1,32 MILHÃO DE QUILOMBOLAS
Em 2022, o Censo do Instituto Brasileiro de Geografia e Estatística (IBGE) investigou que a população quilombola é de 1,32 milhão de pessoas ou 0,65% do total de habitantes do país. Mas, é importante ressaltar como se tipifica legalmente o que é ser quilombola:
— De acordo com o Artigo 2º do Decreto 4.887/2003, quilombolas são grupos étnicos, segundo critérios de autoatribuição, com trajetória histórica própria, dotados de relações territoriais específicas, com presunção de ancestralidade negra relacionada com a resistência à opressão historicamente sofrida.
Quilombolas não são o total da população negra, que no Brasil é composta de pessoas que se declaram pretas ou pardas. De acordo com o censo demográfico de 2022, 55% da população brasileira se identifica como preta ou parda.
Portanto, em 2022, pela primeira vez na história, o Instituto Brasileiro de Geografia e Estatística (IBGE) investigou integrantes dos povos e comunidades tradicionais. Dos 5.568 municípios do Brasil, 1.696 possuem população quilombola. Pesquisas são importantes para orientar políticas públicas necessárias a essas comunidades.

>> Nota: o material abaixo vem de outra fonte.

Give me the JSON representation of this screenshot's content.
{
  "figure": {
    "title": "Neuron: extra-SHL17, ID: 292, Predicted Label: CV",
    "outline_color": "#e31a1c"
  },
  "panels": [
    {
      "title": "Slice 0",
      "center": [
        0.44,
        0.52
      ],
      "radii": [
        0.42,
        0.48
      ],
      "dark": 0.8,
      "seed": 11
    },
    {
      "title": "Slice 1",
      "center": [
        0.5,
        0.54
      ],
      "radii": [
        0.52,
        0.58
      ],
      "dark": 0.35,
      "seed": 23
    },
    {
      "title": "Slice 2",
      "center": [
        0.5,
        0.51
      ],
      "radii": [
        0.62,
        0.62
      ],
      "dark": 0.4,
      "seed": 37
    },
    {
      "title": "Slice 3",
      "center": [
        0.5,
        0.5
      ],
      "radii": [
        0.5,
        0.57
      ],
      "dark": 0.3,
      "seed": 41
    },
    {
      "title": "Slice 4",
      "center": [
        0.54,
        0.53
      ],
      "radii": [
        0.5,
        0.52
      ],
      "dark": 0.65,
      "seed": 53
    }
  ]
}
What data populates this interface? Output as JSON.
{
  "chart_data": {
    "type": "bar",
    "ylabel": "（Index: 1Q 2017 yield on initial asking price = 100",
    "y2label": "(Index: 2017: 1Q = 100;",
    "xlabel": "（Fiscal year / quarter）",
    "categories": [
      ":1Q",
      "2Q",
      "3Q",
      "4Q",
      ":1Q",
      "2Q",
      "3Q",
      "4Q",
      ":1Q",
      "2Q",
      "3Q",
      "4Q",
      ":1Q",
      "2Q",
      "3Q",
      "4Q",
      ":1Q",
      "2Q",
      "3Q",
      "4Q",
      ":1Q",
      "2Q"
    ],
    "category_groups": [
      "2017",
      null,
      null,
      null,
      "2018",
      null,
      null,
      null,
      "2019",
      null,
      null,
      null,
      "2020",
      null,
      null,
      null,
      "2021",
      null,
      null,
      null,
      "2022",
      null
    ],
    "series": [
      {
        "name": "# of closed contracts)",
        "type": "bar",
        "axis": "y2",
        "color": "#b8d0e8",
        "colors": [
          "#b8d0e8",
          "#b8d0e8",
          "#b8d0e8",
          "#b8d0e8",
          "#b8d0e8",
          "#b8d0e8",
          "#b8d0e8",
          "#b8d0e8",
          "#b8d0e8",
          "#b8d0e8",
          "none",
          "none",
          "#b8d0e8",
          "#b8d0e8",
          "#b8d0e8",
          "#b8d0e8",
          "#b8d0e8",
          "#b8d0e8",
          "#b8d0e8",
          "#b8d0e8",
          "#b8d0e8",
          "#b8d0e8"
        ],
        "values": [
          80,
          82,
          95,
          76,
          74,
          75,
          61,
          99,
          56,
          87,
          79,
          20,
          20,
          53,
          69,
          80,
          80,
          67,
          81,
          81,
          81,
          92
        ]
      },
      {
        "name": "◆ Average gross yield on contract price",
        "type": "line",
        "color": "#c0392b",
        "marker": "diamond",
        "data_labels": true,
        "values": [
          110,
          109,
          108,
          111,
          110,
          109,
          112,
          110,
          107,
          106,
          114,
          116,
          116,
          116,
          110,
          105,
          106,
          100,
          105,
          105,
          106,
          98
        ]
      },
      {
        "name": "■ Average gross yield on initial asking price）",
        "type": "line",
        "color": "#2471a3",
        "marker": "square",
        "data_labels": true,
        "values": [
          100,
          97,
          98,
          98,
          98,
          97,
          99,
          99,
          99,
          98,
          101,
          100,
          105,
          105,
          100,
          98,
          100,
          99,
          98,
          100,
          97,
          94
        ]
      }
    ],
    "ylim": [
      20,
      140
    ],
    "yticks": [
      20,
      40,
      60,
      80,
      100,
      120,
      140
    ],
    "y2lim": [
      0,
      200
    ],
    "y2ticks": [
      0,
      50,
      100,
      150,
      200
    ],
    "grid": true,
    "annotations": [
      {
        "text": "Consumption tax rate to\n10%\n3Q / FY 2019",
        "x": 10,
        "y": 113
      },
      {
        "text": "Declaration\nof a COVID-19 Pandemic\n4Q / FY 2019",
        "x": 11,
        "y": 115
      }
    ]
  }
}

A população brasileira foi pela primeira vez contada a partir de 1० de agosto de 1872, no dia em que as paróquias do Império pesquisaram suas redondezas, solicitando aos “chefes de famílias” o preenchimento de formulários impressos, para posterior tabulação.
O censo daquele ano encontrou 9 milhões 930 mil 478 de “almas” no país, com 1,5 milhão de escravizados (15% da população). Esse foi o único recenseamento feito no período da escravidão. Do total contado, 58% foram declarados pardos ou pretos, 38% eram brancos e 4% indígenas, embora o próprio IBGE reconheça que no século XVI o país era habitado por pelo menos 2 milhões de indígenas, número que chega a 5 milhões por meio de outras fontes — realidade que não pode ser validada; sabe-se com certeza apenas o bárbaro despovoamento dos povos originários. Enfim, a Igreja concluiu que dos habitantes do Brasil, 99,7% com mais de 6 anos de idade eram católicos e quase todo mundo era também analfabeto, 82%.
Quilombolas no Brasil
- No Nordeste residem 68,19% dos quilombolas do país. A Bahia concentra 29,90% desta população e o Maranhão vem a seguir, com 20,26%. Juntos, os dois estados abrigam 50,16% da população quilombola do país.
- O Censo 2022 encontrou 473.970 domicílios com pelo menos um morador quilombola.
- Dos 5.568 municípios do Brasil, 1.696 tinham moradores quilombolas. Senhor do Bonfim/BA tinha o maior número de pessoas quilombolas (15.999), com Salvador/BA (15.897), Alcântara/MA (15.616) e Januária/MG (15.000) em seguida.
- Foram identificados 494 Territórios Quilombolas oficialmente delimitados no país, que abrigavam 167.202 quilombolas. Assim, apenas 12,6% da população quilombola residia em territórios oficialmente reconhecidos.
- Entre estes territórios, o de Alcântara/MA tinha a maior população quilombola residente (9.344), seguido por Alto Itacuruçá, Baixo Itacuruçá, Bom Remédio/PA (5.638) e Lagoas/PI (5.042).
- Na Amazônia Legal, o Censo 2022 encontrou 426.449 pessoas quilombolas, o que representa 1,6% da população desta região e quase um terço (32,1%) dos quilombolas do país.